Impatient Macron presses Merkel on eurozone reform

Impatient Macron presses Merkel on eurozone reform

Emmanuel Macron pressed Angela Merkel to reinvigorate plans to overhaul the eurozone on Friday, as concerns grow in Paris over Berlin’s commitment to meaningful reforms.

The French president conveyed his impatience over the slow progress of negotiations at a meeting with the German chancellor at the Elysée palace.

“Today an important chapter is opening up, during which we have a lot to do to outline a new perspective not only on the short term but also on the medium and long term,” Mr Macron said. “As you know, six months ago, I made some proposals, it is necessary that we work together to build this ambition, in particular on the eurozone.”

French officials said Mr Macron intended to use the encounter to test Ms Merkel’s ability to push through reforms after months of painful coalition talks with the Social Democrats following a lacklustre performance by her centre-right CDU party in elections in September.

Ms Merkel said she would do her best to satisfy her French counterpart. “I know you have waited a long time, but our coalition deal…is a response to France’s demands, France which has conducted domestic reforms and we want to find a path,” she said.

She added it was more important than ever for France and Germany to co-operate given the volatile geopolitical context, even if the two countries did not “always agree in the beginning”.

But she also said that eurozone reform was not the only priority, pointing to competitiveness, a commond EU asylum policy and better border protection as big issues.

Since his election last year, Mr Macron has Invested political capital on plans to boost EU military, economic, fiscal and trade policies.

He has achieved some success in defence and trade, and spurred a Franco-German initiative to tax US tech giants. But plans to strengthen monetary union through risk-sharing and building more firepower to stimulate eurozone growth were met with some resistance in Germany on the eve of elections. Now, with a grand coalition, or GroKo, in place in Berlin, Paris is growing impatient.

“Nothing could happen before GroKo. But on the German side, I think they’ve now understood they would have to give something,” a French diplomat said, raising the possibility of “a Franco-German crisis” if they did not.

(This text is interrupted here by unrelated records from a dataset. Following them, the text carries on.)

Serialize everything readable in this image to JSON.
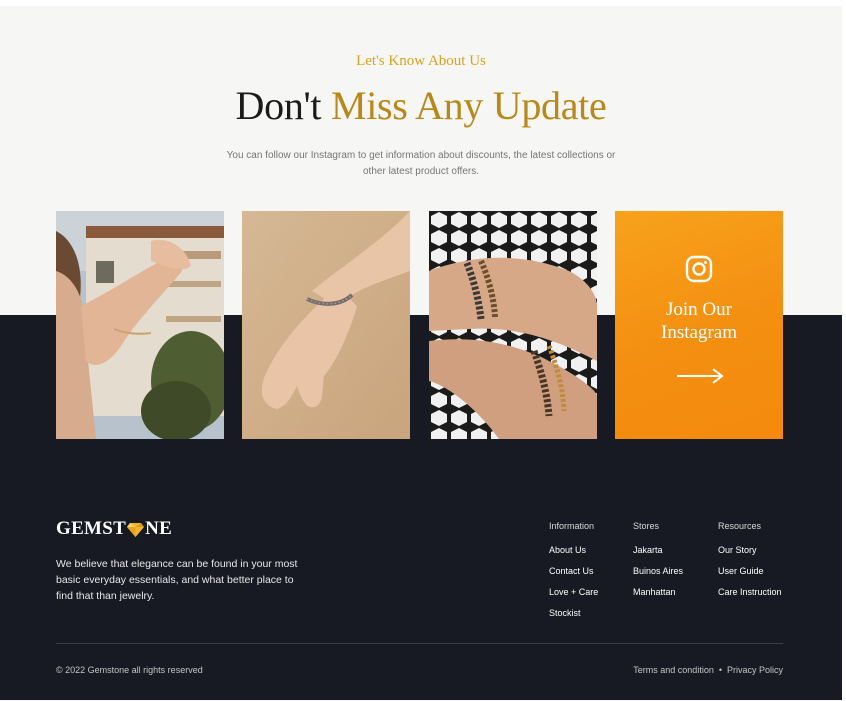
{
  "hero": {
    "eyebrow": "Let's Know About Us",
    "headline_part1": "Don't ",
    "headline_part2": "Miss Any Update",
    "subtitle": "You can follow our Instagram to get information about discounts, the latest collections or other latest product offers."
  },
  "instagram": {
    "title_line1": "Join Our",
    "title_line2": "Instagram",
    "icon": "instagram-icon",
    "arrow_icon": "arrow-right-icon",
    "tile_color": "#f59a16"
  },
  "gallery": {
    "photos": [
      "woman-with-bracelet-photo",
      "hand-with-bracelet-photo",
      "beaded-bracelets-photo"
    ]
  },
  "footer": {
    "brand_left": "GEMST",
    "brand_right": "NE",
    "brand_icon": "diamond-icon",
    "about": "We believe that elegance can be found in your most basic everyday essentials, and what better place to find that than jewelry.",
    "columns": [
      {
        "heading": "Information",
        "links": [
          "About Us",
          "Contact Us",
          "Love + Care",
          "Stockist"
        ]
      },
      {
        "heading": "Stores",
        "links": [
          "Jakarta",
          "Buinos Aires",
          "Manhattan"
        ]
      },
      {
        "heading": "Resources",
        "links": [
          "Our Story",
          "User Guide",
          "Care Instruction"
        ]
      }
    ],
    "copyright": "© 2022 Gemstone all rights reserved",
    "terms": "Terms and condition",
    "separator": "•",
    "privacy": "Privacy Policy"
  },
  "colors": {
    "accent_gold": "#d9a21c",
    "dark_bg": "#171a22",
    "light_bg": "#f6f6f5"
  }
}
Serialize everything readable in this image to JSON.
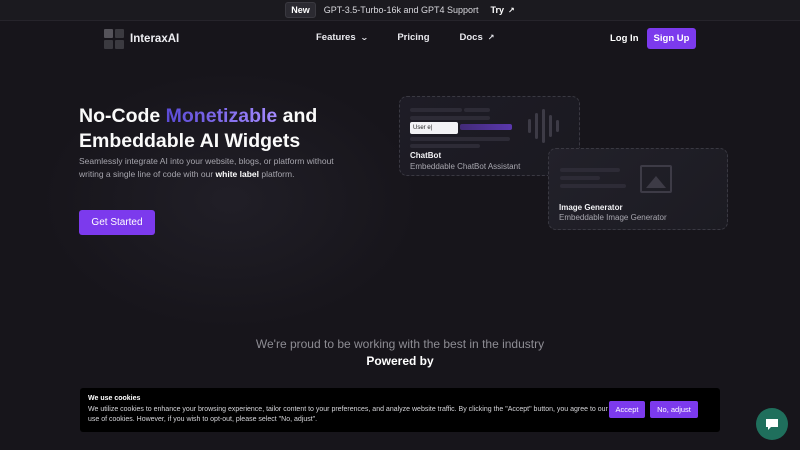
{
  "announcement": {
    "badge": "New",
    "text": "GPT-3.5-Turbo-16k and GPT4 Support",
    "link": "Try",
    "link_icon": "arrow-up-right-icon"
  },
  "nav": {
    "logo_text": "InteraxAI",
    "links": [
      {
        "label": "Features",
        "icon": "chevron-down-icon"
      },
      {
        "label": "Pricing"
      },
      {
        "label": "Docs",
        "icon": "arrow-up-right-icon"
      }
    ],
    "login": "Log In",
    "signup": "Sign Up"
  },
  "hero": {
    "title_part1": "No-Code ",
    "title_accent": "Monetizable",
    "title_part2": " and Embeddable AI Widgets",
    "subtitle_part1": "Seamlessly integrate AI into your website, blogs, or platform without writing a single line of code with our ",
    "subtitle_bold": "white label",
    "subtitle_part2": " platform.",
    "cta": "Get Started"
  },
  "widgets": {
    "chatbot": {
      "title": "ChatBot",
      "description": "Embeddable ChatBot Assistant",
      "input_text": "User e|"
    },
    "image": {
      "title": "Image Generator",
      "description": "Embeddable Image Generator"
    }
  },
  "industry": {
    "tagline": "We're proud to be working with the best in the industry",
    "powered_by": "Powered by"
  },
  "cookie": {
    "title": "We use cookies",
    "text": "We utilize cookies to enhance your browsing experience, tailor content to your preferences, and analyze website traffic. By clicking the \"Accept\" button, you agree to our use of cookies. However, if you wish to opt-out, please select \"No, adjust\".",
    "accept": "Accept",
    "reject": "No, adjust"
  },
  "colors": {
    "accent": "#7c3aed",
    "background": "#17151b",
    "chat_fab": "#1f6f5c"
  }
}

“If what comes out of all this is just that we are going to wait before anything happens, it’s not going to be enough,” the aide said.

Meeting his newly appointed German counterpart Olaf Scholz on Friday, French finance minister Bruno Le Maire cited a line from the film Casablanca to salute “the beginning of a beautiful friendship”. But he admitted the two were out of sync on many “technical but far-reaching difficulties” on topics including fiscal convergence and banking union.

“Friendship is also about acknowledging divergences,” he told reporters after the meeting.

However, Mr Scholz made encouraging noises, saying that Europe had to co-operate more to face the challenge of rising Asian powers. “And that won’t succeed if we just stick with what we have now,” he said. “We need to integrate further”.

Ms Merkel has broadly welcomed Mr Macron’s reform proposals, insisting that her grand coalition would deliver a “new dawn for Europe” in close co-operation with France. She told ZDF TV this week that she was “very pleased” that France was playing such an active role on the European stage.

But her conservative bloc remains highly resistant to any ideas that smack of the mutualising — or pooling — of debts, which they say will leave German taxpayers on the hook for losses in debtor countries.

German officials have been openly sceptical of the French president’s idea of a eurozone budget and finance minister. They have also insisted that other European countries do more to clean up their banks before the eurozone proceeds with banking union, particularly a deposit guarantee scheme.

The most Germany has been willing to contemplate is a plan to transform the eurozone’s bailout fund into a European Monetary Fund. But Ms Merkel wants this to be under the control of national parliaments rather than EU institutions.